Par Melmothia
1. Expérience à base de tiges et de malades
Franz Anton Mesmer naît en 1734, à Souabe. Après des études de théologie, il se met à la médecine et, sous l’influence de Paracelse, de Kircher et de quelques rosicruciens qui passaient par là, présente une thèse portant sur l’influence des planètes sur les maladies. En 1773, après un mariage avec une riche veuve qui lui permet de s’introduire à la cour d’Autriche, il entend parler des travaux de Maximilian Hell, un jésuite qui passe ses loisirs à faire des expériences à base de tiges de métal et de malades. Il lui pique illico sa technique qu’il modifie pour élaborer une thérapie basée sur le « magnétisme animal » dont les principes théoriques sont :
** L’univers baigne dans un fluide permettant la propagation d’une énergie qui pénètre les corps vivants comme la matière. Le magnétisme animal est cette capacité des organismes vivants à émettre ce fluide et à le contrôler dans certaines conditions.
** La maladie résulte d’une mauvaise répartition de ce fluide. Pour obtenir la guérison du malade, il faut restaurer cet équilibre. Ce que Mesmer résume par cet aphorisme : Il n’y a qu’une maladie, qu’un remède, qu’une guérison.
Pour cela, le thérapeute utilise des passes (qui seront dites passes mesmériennes) sur le corps du malade, des « crises salutaires » vont alors se déclencher, permettant ou accompagnant le rééquilibrage de l’énergie.
Expulsé de la faculté de médecine de Vienne en 1778 pour « pratiques charlatanesques », il s’enfuit à Paris laissant derrière lui sa famille. Il restera une dizaine d’années dans cette « Mecque du merveilleux » selon l’expression de Nicole Edelman. Rapidement les malades affluent et le magnétisme devient très à la mode.
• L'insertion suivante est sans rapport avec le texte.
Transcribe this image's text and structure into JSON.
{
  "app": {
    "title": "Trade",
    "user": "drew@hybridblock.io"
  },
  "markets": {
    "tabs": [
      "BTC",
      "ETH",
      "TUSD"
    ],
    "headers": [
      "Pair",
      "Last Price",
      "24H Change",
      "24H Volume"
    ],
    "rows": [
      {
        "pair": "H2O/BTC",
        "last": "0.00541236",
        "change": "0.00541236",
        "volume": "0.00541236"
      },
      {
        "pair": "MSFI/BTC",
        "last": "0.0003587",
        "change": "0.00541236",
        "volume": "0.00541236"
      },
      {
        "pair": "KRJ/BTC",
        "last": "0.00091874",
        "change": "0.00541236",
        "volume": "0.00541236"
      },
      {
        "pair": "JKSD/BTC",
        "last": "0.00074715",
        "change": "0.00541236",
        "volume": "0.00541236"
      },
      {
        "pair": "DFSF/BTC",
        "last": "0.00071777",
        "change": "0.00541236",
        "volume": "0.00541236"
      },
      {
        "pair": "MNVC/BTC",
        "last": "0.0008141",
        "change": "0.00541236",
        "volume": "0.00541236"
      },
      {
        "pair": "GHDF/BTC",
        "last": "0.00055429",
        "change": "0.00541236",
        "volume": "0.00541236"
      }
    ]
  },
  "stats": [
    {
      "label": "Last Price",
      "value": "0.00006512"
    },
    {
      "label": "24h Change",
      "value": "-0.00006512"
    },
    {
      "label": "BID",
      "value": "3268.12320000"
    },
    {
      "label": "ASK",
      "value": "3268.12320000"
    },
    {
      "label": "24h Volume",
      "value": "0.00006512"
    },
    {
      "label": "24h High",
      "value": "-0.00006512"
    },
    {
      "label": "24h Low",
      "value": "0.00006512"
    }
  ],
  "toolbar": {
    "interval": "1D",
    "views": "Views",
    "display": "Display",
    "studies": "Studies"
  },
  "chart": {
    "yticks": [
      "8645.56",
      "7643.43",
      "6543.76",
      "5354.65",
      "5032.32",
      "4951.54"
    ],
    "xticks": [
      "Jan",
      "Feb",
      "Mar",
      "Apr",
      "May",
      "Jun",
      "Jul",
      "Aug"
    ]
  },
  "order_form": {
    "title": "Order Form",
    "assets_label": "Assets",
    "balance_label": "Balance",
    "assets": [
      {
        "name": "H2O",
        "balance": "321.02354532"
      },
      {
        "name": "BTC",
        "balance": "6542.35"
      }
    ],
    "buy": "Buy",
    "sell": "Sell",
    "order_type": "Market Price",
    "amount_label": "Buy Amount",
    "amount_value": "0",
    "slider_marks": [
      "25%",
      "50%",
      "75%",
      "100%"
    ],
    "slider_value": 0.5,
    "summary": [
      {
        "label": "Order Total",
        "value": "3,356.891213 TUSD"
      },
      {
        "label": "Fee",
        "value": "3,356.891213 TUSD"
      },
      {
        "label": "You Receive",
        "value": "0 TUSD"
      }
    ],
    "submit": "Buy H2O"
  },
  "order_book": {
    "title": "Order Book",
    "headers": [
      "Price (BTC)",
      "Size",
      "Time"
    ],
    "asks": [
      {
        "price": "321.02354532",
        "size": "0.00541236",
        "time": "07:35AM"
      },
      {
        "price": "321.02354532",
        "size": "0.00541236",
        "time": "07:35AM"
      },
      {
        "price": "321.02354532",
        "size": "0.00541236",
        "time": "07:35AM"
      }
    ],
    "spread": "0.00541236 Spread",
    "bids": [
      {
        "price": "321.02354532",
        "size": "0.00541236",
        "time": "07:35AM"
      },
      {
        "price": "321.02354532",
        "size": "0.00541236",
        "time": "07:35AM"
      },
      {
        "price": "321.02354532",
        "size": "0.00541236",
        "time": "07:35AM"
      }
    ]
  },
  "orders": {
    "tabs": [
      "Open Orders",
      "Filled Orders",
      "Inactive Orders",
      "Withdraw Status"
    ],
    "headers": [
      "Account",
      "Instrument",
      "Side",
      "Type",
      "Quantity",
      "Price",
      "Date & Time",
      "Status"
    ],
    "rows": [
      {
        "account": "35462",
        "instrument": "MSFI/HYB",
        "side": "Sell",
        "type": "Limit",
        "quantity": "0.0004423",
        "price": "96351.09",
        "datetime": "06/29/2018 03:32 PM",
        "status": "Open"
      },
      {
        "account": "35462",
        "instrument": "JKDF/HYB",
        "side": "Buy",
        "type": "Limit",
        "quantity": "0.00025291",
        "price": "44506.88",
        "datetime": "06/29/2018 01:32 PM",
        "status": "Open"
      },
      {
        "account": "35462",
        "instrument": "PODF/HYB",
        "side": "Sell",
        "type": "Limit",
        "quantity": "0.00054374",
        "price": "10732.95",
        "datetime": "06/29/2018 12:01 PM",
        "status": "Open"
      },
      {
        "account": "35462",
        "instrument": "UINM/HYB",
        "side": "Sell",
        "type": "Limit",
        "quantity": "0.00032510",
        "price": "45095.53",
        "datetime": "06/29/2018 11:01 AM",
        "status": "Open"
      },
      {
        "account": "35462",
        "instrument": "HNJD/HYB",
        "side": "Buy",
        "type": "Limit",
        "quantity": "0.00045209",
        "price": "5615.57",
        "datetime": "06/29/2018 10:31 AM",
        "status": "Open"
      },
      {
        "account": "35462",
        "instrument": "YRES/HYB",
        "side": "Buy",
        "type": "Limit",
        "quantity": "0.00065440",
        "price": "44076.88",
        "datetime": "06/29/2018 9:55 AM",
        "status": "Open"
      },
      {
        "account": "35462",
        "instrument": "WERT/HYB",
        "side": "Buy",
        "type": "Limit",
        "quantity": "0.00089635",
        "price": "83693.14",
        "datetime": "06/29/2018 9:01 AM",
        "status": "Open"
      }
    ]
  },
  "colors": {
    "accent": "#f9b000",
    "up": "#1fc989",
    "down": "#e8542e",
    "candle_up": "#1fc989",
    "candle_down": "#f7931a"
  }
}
Ne pouvant traiter chacun individuellement et désirant augmenter l’efficacité de sa méthode, Mesmer met au point la technique du baquet :
« Au milieu d’une grande salle, se trouvait l’Instrument ; un véritable baquet en bon bois de chêne, d’une hauteur de 50 cm.
Et dans ce baquet, de l’eau.
Et dans l’eau, trempait du verre pilé, de la limaille et d’autres ingrédients en tout genre. Un couvercle percé de trous recouvre le tout; de ces trous sortent des branches de fer coudés et mobiles. Dans cette pièce, il existe 4 baquets dont l’un, un peu à l’écart, est gratuit: il est réservé aux pauvres et aux indigents, et donne de moins bons résultats que les autres. Dans un coin de la salle, un pianiste joue de préférence du Mozart et parfois des chants voilés et douloureux. De lourds rideaux ne laissent pénétrer qu’une lumière tamisée.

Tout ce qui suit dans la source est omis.